Graph database is one of these paradigms and are particularly suited for complex and hierarchical data models where the long chain of relations between entities are of interest for the purpose that is served. The fundamental difference between relational databases and graph databases is in how they view the relations between data entities. Relational databases organize data in rows and tables that are correlated with each other via foreign keys for join operations.  This organizational model inhibits the possibility of representing or considering the relation between data entities (tables) in queries unless relations are explicitly stored as data in separate tables. On the other hand, graph databases treat relations as special type of data entities that can have their own properties and are natively supported in the query language. In addition, graph databases usually provide built-in and efficient support for various types of traversals through the relations and among data entities. Consequently, queries that involve distant relations between two data entities are far more efficient (and easier to express in the query language) in graph databases.

Should You Migrate Your Current Data to Graph Databases?

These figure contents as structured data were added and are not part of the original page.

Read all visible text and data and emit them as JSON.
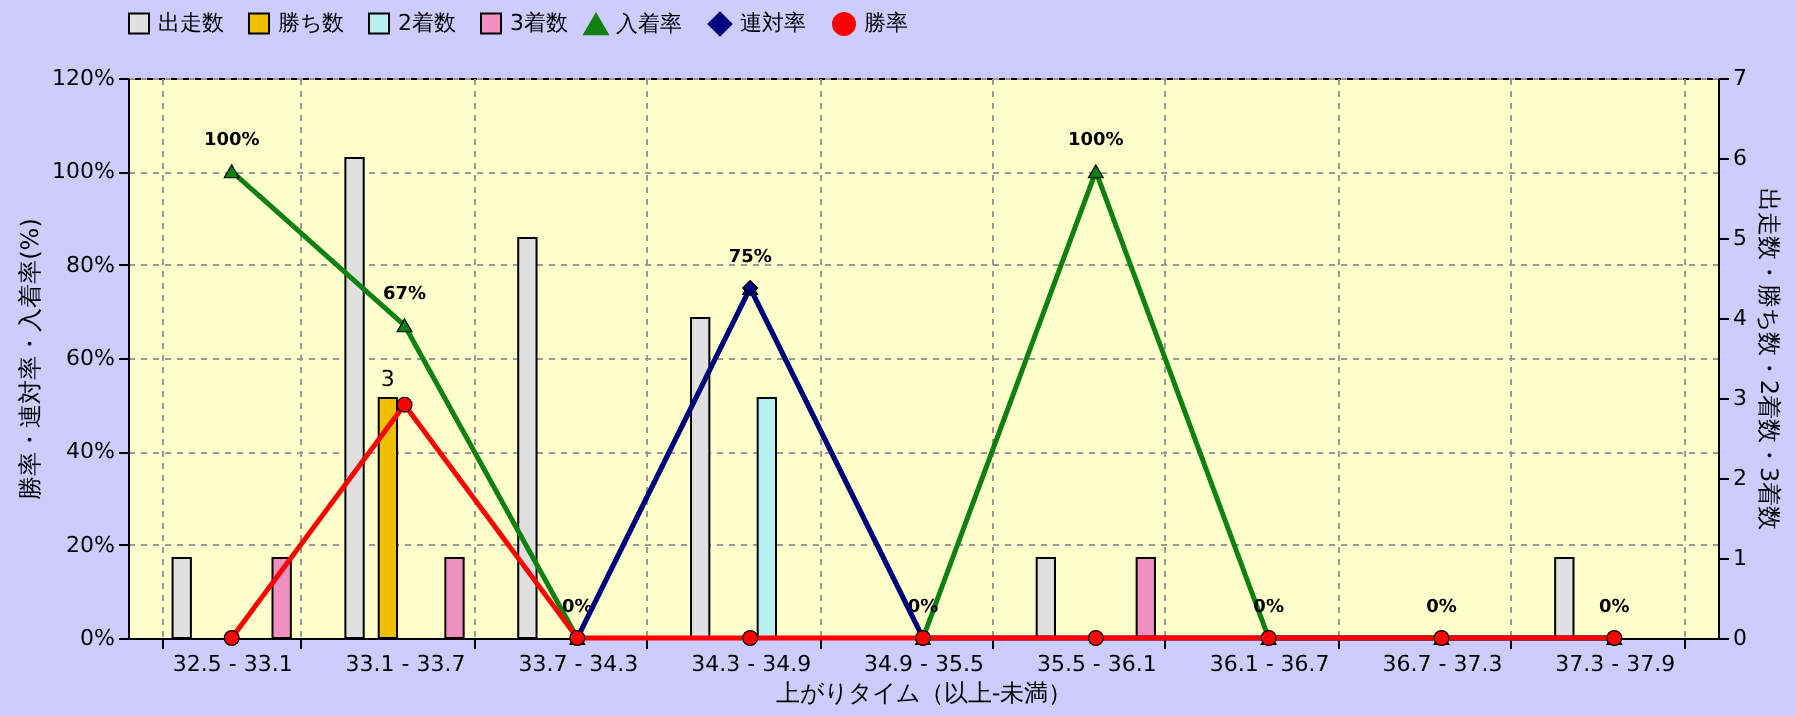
{
  "chart_data": {
    "type": "bar",
    "xlabel": "上がりタイム（以上-未満）",
    "ylabel": "勝率・連対率・入着率(%)",
    "y2label": "出走数・勝ち数・2着数・3着数",
    "categories": [
      "32.5 - 33.1",
      "33.1 - 33.7",
      "33.7 - 34.3",
      "34.3 - 34.9",
      "34.9 - 35.5",
      "35.5 - 36.1",
      "36.1 - 36.7",
      "36.7 - 37.3",
      "37.3 - 37.9"
    ],
    "ylim": [
      0,
      120
    ],
    "yticks": [
      {
        "value": 0,
        "label": "0%"
      },
      {
        "value": 20,
        "label": "20%"
      },
      {
        "value": 40,
        "label": "40%"
      },
      {
        "value": 60,
        "label": "60%"
      },
      {
        "value": 80,
        "label": "80%"
      },
      {
        "value": 100,
        "label": "100%"
      },
      {
        "value": 120,
        "label": "120%"
      }
    ],
    "y2lim": [
      0,
      7
    ],
    "y2ticks": [
      0,
      1,
      2,
      3,
      4,
      5,
      6,
      7
    ],
    "grid": true,
    "legend": "top",
    "series": [
      {
        "name": "出走数",
        "axis": "y2",
        "color": "#e0e0e0",
        "values": [
          1,
          6,
          5,
          4,
          0,
          1,
          0,
          0,
          1
        ]
      },
      {
        "name": "勝ち数",
        "axis": "y2",
        "color": "#f0c000",
        "values": [
          0,
          3,
          0,
          0,
          0,
          0,
          0,
          0,
          0
        ],
        "value_labels": [
          null,
          "3",
          null,
          null,
          null,
          null,
          null,
          null,
          null
        ]
      },
      {
        "name": "2着数",
        "axis": "y2",
        "color": "#b8eeee",
        "values": [
          0,
          0,
          0,
          3,
          0,
          0,
          0,
          0,
          0
        ]
      },
      {
        "name": "3着数",
        "axis": "y2",
        "color": "#f090c0",
        "values": [
          1,
          1,
          0,
          0,
          0,
          1,
          0,
          0,
          0
        ]
      },
      {
        "name": "入着率",
        "type": "line",
        "color": "#108010",
        "marker": "triangle",
        "values": [
          100,
          67,
          0,
          75,
          0,
          100,
          0,
          0,
          0
        ],
        "value_labels": [
          "100%",
          "67%",
          "0%",
          "75%",
          "0%",
          "100%",
          "0%",
          "0%",
          "0%"
        ]
      },
      {
        "name": "連対率",
        "type": "line",
        "color": "#000080",
        "marker": "diamond",
        "values": [
          null,
          null,
          0,
          75,
          0,
          0,
          0,
          0,
          0
        ]
      },
      {
        "name": "勝率",
        "type": "line",
        "color": "#ff0000",
        "marker": "circle",
        "values": [
          0,
          50,
          0,
          0,
          0,
          0,
          0,
          0,
          0
        ]
      }
    ]
  }
}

This really depends on your data model, but there are some signs that may help you in making the right decision. Generally speaking, If in your database you have tables dedicated to storing data of relations among other tables, then, graph databases might be useful for you as they offer native support for relations among data entities. Likewise, if queries are inefficient in your database as a result of having to perform too many joins or subqueries, graph databases might help you because they are optimized to traverse among data entities very efficiently.

When Not to Use Graph Databases?

Unlike relational databases that have been under development for decades, many graph databases are relatively new and not equally scalable or mature. So, when a task is doable with decent performance using a relational database, it might be a good idea to keep using more mature relational databases rather than using a graph database.

In addition, in order to accelerate graph traversal operations, graph databases often need to keep in memory multiple maps from nodes to relations and vice versa. That implies that graph databases are usually slow at write operations and relatively memory hungry. Therefore, for write intensive use-cases, graph databases are far from ideal choices.

Likewise, when the data is going to be stored and retrieved is semi-structured, graph databases are not very suitable choices. Usually for such workloads, document-based databases are more suitable.